McFadyen has also shown support for privatized medicine, where people with the ability to pay may jump the queue to receive health care services. He told the Winnipeg Free Press that health care was not a major priority for his party (November 1, 2006). He told the Brandon Sun that he “would give people the right to purchase private (health) services.” Seems pretty clear.
McFadyen is on the record about the Conservative Party’s support of a “rebranded” Manitoba Hydro should they form government. He said recently that he wouldn’t privatize Hydro and yet he had this to say to the Winnipeg Sun on November 13, 2006: “We would look at involving the private sector to finance hydro projects.” Is this a back door route to privatizing a crown jewel of the Manitoba economy? Manitobans may want to ask the former senior Filmon aide what he means exactly when he comes asking for your vote.

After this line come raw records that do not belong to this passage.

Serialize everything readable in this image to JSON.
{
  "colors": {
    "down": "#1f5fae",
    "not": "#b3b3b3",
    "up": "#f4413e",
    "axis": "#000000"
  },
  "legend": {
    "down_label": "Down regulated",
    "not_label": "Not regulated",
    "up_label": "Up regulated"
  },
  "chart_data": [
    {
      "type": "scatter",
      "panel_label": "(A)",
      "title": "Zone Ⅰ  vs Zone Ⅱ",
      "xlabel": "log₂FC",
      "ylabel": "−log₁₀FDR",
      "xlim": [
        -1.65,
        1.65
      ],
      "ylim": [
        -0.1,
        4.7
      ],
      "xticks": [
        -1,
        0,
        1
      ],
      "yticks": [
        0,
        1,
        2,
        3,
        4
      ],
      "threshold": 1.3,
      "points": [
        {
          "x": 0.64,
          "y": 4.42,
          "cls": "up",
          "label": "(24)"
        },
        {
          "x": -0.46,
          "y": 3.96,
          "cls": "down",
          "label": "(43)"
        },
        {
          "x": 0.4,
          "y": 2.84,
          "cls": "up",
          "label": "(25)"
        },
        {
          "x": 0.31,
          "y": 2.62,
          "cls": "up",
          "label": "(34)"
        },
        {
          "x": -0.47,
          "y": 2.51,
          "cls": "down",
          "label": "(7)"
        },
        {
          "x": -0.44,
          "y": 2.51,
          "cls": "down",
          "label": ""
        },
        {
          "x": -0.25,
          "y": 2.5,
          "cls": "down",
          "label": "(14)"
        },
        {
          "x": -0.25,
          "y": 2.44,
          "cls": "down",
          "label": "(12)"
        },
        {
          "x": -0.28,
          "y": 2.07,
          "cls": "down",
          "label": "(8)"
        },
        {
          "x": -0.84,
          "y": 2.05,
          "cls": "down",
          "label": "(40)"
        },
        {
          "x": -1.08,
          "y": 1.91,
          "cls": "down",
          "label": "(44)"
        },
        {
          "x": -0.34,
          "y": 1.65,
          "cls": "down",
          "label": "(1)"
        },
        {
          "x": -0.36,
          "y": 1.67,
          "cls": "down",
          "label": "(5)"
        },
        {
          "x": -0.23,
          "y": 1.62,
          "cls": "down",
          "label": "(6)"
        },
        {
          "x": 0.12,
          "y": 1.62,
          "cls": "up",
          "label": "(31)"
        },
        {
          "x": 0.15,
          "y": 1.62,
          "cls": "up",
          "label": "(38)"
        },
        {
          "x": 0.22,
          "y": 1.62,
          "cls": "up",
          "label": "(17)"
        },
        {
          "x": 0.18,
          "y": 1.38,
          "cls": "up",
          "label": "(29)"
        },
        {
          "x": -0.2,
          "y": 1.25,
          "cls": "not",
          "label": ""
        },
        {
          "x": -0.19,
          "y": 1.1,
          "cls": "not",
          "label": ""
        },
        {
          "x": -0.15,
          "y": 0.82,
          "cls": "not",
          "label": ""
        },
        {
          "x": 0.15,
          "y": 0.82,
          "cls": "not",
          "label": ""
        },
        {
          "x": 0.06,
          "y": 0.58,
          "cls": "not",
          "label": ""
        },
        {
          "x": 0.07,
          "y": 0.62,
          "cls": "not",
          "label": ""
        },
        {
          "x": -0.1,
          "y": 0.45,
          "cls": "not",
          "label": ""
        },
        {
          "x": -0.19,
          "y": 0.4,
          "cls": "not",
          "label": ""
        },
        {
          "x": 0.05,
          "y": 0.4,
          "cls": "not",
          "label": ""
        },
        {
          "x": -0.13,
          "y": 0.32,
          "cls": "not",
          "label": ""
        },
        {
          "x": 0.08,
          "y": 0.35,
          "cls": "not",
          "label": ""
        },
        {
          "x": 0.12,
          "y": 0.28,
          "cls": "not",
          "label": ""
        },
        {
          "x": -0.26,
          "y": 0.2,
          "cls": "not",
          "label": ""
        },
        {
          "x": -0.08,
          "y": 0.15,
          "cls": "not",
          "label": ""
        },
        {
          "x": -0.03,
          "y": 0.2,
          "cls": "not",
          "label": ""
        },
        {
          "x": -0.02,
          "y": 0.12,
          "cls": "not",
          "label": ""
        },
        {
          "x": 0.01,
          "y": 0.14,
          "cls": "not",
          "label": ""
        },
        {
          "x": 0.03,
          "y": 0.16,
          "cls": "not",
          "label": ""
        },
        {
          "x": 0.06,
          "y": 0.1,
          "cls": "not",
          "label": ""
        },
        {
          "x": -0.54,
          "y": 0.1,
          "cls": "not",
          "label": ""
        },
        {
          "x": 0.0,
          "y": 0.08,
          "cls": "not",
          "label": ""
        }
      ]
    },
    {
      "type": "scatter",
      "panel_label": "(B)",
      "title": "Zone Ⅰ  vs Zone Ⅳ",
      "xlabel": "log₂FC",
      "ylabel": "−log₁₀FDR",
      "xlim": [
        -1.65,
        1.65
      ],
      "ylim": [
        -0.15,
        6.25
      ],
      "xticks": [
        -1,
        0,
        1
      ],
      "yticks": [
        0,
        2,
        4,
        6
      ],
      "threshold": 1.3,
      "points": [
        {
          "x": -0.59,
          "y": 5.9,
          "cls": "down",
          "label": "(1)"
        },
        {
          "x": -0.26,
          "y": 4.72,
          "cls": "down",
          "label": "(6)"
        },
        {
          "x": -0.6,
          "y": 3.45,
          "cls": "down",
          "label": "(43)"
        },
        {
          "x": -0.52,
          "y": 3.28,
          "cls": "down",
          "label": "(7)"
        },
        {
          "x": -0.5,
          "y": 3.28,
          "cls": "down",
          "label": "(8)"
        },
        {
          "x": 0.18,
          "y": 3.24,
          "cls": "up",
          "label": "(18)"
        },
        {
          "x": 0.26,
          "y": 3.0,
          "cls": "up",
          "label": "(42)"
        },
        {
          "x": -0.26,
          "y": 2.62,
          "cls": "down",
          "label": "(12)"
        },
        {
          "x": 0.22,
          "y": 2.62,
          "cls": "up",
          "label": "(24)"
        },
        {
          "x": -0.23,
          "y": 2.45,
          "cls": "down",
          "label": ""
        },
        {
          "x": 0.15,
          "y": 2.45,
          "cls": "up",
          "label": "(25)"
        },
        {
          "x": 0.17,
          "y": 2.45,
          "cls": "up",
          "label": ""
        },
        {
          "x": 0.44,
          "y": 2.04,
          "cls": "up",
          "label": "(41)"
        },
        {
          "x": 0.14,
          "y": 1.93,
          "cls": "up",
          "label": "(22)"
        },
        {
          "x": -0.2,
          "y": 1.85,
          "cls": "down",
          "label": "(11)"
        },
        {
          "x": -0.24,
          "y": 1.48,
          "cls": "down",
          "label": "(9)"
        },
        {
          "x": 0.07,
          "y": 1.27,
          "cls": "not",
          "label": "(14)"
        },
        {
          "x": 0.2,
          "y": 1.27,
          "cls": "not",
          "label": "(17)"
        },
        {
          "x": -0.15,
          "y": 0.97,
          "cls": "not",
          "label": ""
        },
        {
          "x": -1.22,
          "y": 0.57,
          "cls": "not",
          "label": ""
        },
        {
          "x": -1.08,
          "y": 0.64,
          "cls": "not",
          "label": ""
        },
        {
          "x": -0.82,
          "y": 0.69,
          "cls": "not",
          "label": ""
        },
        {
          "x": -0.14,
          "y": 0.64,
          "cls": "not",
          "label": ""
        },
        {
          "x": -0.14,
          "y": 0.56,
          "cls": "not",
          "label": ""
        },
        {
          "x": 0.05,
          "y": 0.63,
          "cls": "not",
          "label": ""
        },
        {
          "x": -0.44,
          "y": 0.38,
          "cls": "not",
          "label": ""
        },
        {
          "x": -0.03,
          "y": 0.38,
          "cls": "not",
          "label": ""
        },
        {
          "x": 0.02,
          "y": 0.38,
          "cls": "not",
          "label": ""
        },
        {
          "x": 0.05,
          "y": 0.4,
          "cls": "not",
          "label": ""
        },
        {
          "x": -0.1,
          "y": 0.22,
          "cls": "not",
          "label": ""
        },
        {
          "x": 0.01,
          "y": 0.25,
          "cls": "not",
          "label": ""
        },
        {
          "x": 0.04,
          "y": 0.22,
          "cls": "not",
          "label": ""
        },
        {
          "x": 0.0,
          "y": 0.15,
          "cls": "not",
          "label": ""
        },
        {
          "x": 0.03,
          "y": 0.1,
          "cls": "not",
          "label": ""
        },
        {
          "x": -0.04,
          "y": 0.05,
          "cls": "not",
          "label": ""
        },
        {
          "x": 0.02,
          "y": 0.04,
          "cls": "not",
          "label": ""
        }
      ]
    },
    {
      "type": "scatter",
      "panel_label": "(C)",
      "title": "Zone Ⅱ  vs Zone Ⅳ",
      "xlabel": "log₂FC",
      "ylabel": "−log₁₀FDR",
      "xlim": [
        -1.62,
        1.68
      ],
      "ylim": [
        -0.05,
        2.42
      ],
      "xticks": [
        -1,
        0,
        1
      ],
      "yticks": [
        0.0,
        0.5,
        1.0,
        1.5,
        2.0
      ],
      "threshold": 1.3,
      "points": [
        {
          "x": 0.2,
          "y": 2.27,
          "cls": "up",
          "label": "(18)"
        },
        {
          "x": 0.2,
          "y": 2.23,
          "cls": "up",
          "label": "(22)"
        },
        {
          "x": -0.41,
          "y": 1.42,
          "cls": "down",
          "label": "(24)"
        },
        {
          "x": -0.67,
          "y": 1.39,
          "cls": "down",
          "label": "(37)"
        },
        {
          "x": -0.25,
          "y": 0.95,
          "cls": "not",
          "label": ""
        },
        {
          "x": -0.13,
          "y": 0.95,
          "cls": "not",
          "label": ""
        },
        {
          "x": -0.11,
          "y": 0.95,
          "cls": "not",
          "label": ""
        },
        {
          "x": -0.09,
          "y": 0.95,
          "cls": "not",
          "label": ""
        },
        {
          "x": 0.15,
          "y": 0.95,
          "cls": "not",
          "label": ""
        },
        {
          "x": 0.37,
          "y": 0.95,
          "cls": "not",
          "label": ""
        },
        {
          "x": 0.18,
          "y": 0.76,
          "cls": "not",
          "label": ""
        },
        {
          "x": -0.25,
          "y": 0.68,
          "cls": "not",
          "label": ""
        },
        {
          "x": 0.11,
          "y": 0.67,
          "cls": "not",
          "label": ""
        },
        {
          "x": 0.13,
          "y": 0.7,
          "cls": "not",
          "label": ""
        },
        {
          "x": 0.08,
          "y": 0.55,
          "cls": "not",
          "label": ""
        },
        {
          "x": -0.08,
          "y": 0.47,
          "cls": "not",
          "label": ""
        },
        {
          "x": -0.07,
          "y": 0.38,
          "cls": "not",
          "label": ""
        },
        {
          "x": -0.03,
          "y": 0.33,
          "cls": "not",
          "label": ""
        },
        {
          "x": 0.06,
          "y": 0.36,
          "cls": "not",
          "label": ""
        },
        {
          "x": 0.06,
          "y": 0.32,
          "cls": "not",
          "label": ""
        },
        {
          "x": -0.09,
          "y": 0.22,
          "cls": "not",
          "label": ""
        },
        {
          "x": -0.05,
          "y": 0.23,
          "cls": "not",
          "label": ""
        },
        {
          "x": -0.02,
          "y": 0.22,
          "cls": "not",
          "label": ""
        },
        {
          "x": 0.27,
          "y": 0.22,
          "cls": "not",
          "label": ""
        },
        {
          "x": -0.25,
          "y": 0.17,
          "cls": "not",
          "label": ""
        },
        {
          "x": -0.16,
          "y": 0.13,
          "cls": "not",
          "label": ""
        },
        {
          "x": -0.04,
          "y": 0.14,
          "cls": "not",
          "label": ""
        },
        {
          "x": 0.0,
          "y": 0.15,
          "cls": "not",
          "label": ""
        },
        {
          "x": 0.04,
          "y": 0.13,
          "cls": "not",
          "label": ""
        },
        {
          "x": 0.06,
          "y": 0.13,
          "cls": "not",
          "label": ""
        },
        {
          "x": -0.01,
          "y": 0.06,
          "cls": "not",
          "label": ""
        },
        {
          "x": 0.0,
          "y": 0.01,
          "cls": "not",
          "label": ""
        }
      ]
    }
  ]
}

It’s important to remember that, as a senior aide to former Premier Gary Filmon, Mr. McFadyen was a key architect of the much-maligned sale of the Manitoba Telephone System in 1996 (the same year they tried to privatize home care). He bragged about it on the Tory website. This is a high point for the rookie Tory leader, even though his party had stated they would not privatize MTS? They lied to Manitobans. Did you know that today Gary Filmon sits on the MTS Board of Directors?
Can the Progressive Conservative Party of Manitoba really be trusted with as valuable a crown corporation as Hydro? What about Autopac? Manitoba Public Insurance (MPI) ensures that motorists in our province enjoy among the lowest insurance rates in the country. Premiums in provinces like Ontario are often more than twice what they are in Manitoba. Would that be part of a Tory plan to sell off Manitoba’s public assets?
The same kinds of question can be asked when it comes to privatizing jails – do we want to incarcerate our community’s most dangerous individuals with a corporation whose most important consideration is a decent return for stockholders? Other jurisdictions do it.
With a provincial election looming, we need to ensure we hold the politicians’ feet to the fire when it comes to answering questions about their commitment to providing quality, affordable public services. Or, as we have seen in the past, would they be willing to mortgage our future and roll the dice on privatization even when it doesn’t make dollars or sense?